Presuming that anytime something bad happens to someone it must be because of their sin and Jesus goes, “Wrong presupposition. Neither. God actually has a plan for this man for His glory.” And you can read the story. It’s one I don’t hardly want to, it’s like a great movie I don’t want to spoil it for you. But he takes mud and puts it on his eyes, and tells him to go wash in the pool of Siloam.
And this guy, this is great. Non-educated, beggar speaking to the intellects of his day, “All I know, sirs, is I was blind but now I see.” Whether he’s a sinner or not, I don’t know. It just would seem to me that no one could give eyes and seeing to the blind unless God was with him.
You know what? Your testimony is irrefutable.

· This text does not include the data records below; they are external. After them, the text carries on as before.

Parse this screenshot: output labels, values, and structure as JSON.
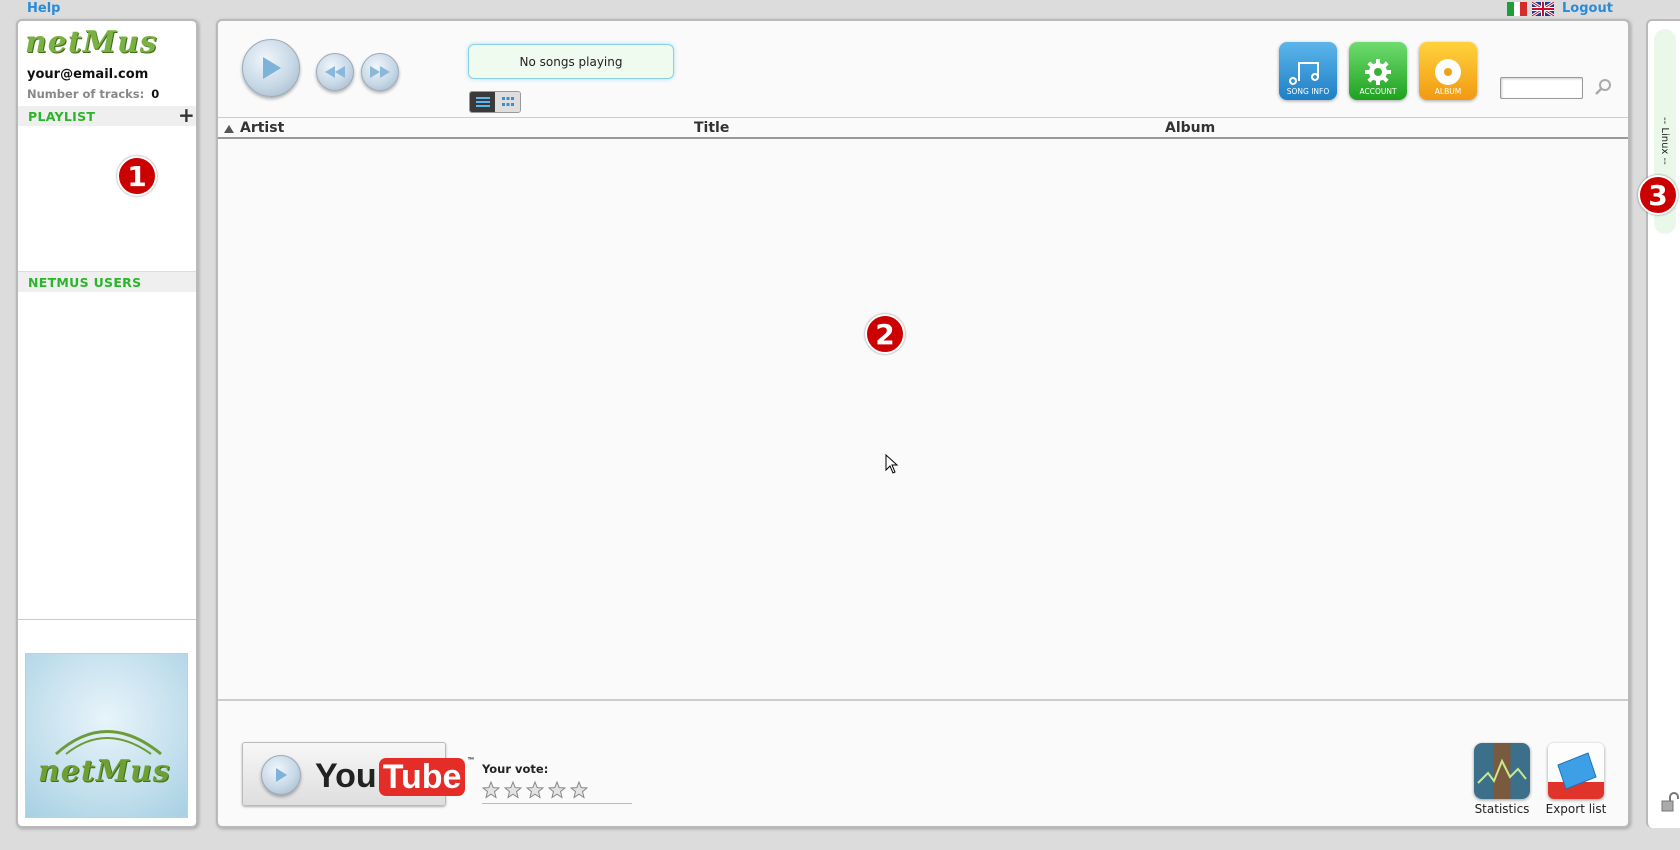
{
  "topbar": {
    "help": "Help",
    "logout": "Logout"
  },
  "sidebar": {
    "logo_text": "netMus",
    "email": "your@email.com",
    "tracks_label": "Number of tracks:",
    "tracks_count": "0",
    "playlist_header": "PLAYLIST",
    "add_symbol": "+",
    "users_header": "NETMUS USERS"
  },
  "player": {
    "status": "No songs playing",
    "icons": [
      {
        "label": "SONG INFO",
        "color": "#2a90d6"
      },
      {
        "label": "ACCOUNT",
        "color": "#33b533"
      },
      {
        "label": "ALBUM",
        "color": "#f0a019"
      }
    ]
  },
  "table": {
    "columns": [
      "Artist",
      "Title",
      "Album"
    ]
  },
  "footer": {
    "youtube_a": "You",
    "youtube_b": "Tube",
    "youtube_tm": "™",
    "vote_label": "Your vote:",
    "stars": 5,
    "statistics": "Statistics",
    "export": "Export list"
  },
  "right_tab": {
    "label": "-- Linux --"
  },
  "badges": [
    "1",
    "2",
    "3"
  ]
}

No one can tell you you have not had the experiences that you’ve had. And just to say to people, you know, you don’t have to have all the apologetics, you don’t have to be able to articulate everything. But in a short conversation, in a medium conversation, you can just share, “This is my story.”
I got a lady who sent me an email this week. It was so encouraging. She sent it to Theresa and myself. And she said, “I have good friendships, but I’ve honestly never really taken the step to communicate Christ’s love.”
And so she decided, “I prayed after last week’s message, I’m really going to do this.” And so one of the people that she knew she decided they were having dinner. And so at dinner she just asked a number of very specific questions, and heard this lady’s story.
She goes, “I heard things I just, I had no idea about her life.” And guess what the lady did? She turned and said, “Well, what’s your story?” She said, “I found myself telling her about my life and what Christ had done and who Jesus is.” And as this lady in our church just shared her story, the lady said, “I have never heard anything like this in my life.”
How many people in your relational network that you pass by, or you work with, or you see as you take a walk with the dog, or, you know, when you’re sitting there while the kids are playing baseball or soccer, or you’re on the elliptical or something at the gym, and you’ve kind of built a relationship.
How many of them have never, ever heard of the Jesus who you know, who saved you, and loved you, and has forgiven you and… Maybe the testimonial approach is how you could share it.
One, “I could never imagine myself telling anyone my story.” Ten, “You know, there’s a lot of things I can’t do but I could probably do this one.” You got it? Write down a number.